Пантюшкин лежит, прижимаясь к земле, боится шевельнуться.

— С урагана тридцать процентов, считая за размет товара, усыхание после подмокания, — слышится ему, — итого, сколько процентов спрашивается?

Разделывают бедствие, как тушу на жирные куски, каждый тянет свою долю; Пантюшкин поднимает голову и видит — странно и страшно ему — видит там, в кругу спорящих, Егора Черезпятого, который еще в минувшем году умер, давно поминки по нем справили… Пантюшкин очнулся — никого, пустырь, тишина, в светлеющем небе ни солнца, ни зари, птицы только еще тревожатся, не подавая голосов, предчувствуя восход.

Дрожа от сырости и постоянного, непокидающего страха, Пантюшкин привстал, пугливо озираясь, — притоптанная поляна, пожухлая трава, пенечек, на котором любил восседать Черезпятый, бутылки и консервные жестянки, бросовое старье от давней гулянки… Наваждение!..

По краю неба загорелась заря и, освещенные с востока, грядой выступили очертания строений, знакомые, устоявшиеся и новые, и кровля его дома, тополя над кровлей — зачинался день… Пойти, явиться немедля, умолить, убедить — его втравили в побег, силком потянули за собой… Думал, передумывал, тянул, ничего не решая, опасаясь, что засекли в многоэтажке — не успеет в поселок сунуться, схватят по дороге, объясняй тогда, доказывай.

Пантюшкин спустился в низину, умылся из ручья, стараясь освежиться, оттирал грязь со штанов и пиджака, чтобы выйти на дорогу в приличном виде; перехватить бы такси, шепнуть шоферу, дескать, спешу в отделение к гражданину начальнику по весьма важному делу — сразу, с первого шага заиметь свидетеля о добровольности…

— Нацелились куда-то, папаня? — послышался негромкий окрик за его спиной. — Нацелились, или я ошибся? — зэковец, толкнувший Пантюшкина на побег, стал на дороге.

— Что за вид, папаша, стыдно смотреть: вас черти в болоте мочили?

— Демьяша?
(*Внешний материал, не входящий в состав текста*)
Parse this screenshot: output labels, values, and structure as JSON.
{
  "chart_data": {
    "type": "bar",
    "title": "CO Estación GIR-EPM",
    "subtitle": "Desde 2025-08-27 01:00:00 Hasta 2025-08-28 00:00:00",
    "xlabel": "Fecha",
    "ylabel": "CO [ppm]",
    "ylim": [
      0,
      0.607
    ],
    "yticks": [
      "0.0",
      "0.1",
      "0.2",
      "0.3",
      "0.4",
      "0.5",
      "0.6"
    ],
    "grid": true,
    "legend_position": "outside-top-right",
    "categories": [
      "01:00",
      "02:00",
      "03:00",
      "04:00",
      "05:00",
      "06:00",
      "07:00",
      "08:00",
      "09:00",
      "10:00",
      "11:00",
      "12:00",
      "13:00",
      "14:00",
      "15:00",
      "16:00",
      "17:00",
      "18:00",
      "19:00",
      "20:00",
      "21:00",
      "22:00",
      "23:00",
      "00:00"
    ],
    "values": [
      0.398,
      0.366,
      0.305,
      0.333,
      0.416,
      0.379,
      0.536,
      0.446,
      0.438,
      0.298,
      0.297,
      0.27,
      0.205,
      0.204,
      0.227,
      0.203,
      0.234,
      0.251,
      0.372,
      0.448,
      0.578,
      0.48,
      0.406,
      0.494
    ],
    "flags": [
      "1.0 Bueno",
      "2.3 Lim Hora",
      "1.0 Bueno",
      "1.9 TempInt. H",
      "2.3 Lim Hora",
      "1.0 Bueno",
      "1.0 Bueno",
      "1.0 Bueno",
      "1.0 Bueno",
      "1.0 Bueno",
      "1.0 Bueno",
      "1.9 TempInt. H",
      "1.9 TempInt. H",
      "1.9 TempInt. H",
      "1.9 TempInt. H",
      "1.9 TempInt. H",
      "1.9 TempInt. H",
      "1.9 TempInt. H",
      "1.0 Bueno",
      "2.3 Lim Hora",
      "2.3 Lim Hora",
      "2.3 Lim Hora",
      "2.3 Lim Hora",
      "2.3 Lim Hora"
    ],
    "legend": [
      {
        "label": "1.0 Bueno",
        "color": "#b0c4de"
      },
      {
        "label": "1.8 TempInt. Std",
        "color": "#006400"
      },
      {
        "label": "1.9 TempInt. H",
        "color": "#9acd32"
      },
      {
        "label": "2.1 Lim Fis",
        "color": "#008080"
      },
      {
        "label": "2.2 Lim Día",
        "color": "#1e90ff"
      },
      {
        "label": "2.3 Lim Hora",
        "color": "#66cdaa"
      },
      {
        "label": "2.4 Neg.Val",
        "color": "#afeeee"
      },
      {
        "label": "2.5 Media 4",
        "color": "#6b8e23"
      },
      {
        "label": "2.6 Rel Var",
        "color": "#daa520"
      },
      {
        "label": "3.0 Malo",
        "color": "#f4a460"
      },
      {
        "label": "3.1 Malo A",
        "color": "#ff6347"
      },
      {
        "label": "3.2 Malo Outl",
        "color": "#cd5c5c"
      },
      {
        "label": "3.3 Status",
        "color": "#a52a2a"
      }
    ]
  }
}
Ты?

— Само собой, папаня, следком, слетком за вами, совместно до конца.

Зэковец подозрительно целился на Пантюшкина:

— Как же это понять, папаня? Я считал — у вас с товарищем Полохом обещанный полезный разговор.

Пантюшкин что-то бормотал невнятное, потом не мог вспомнить, что говорил.

— Сдрейфил, Пантюха, сдрейфил! Увидел тебя в бурьянах — сразу понял, что сдрейфил.

— Да нет, Демьяша, я разве что, мое обещание крепкое, я, это самое, как обещался…

— Эх, Пантюха, Пантюха!.. Однако не станем напрасно терять минуточки… Вместе пойдем, сунемся к товарищу Полоху, вместе веселее. Вот сейчас переобуюсь и пойдем.

Демьяша устроился на пенечке, разулся, разминал ступню и пальцы, расправлял пестрые носочки;

— Подкинула мне чертова баба туфля. На вид ничего, подходящие, а мозоли надавили, отвык от фасонных моделей. Кряхтя, натянул туфли. — Перекурим, Пантюха, пли посля? Давай посля, сперва заделаем Полоха. — Не вставая с пенечка, смотрел на дол и сады за долом. Понад яром пойдем, перелесочком, — поднялся наконец Демьяша, — дорога спокойная, до края мною проверена.

Но спокойной дорогой уйти не удалось — Пантюшкин вдруг шарахнулся, потащил Демьяшу за собой в заросли.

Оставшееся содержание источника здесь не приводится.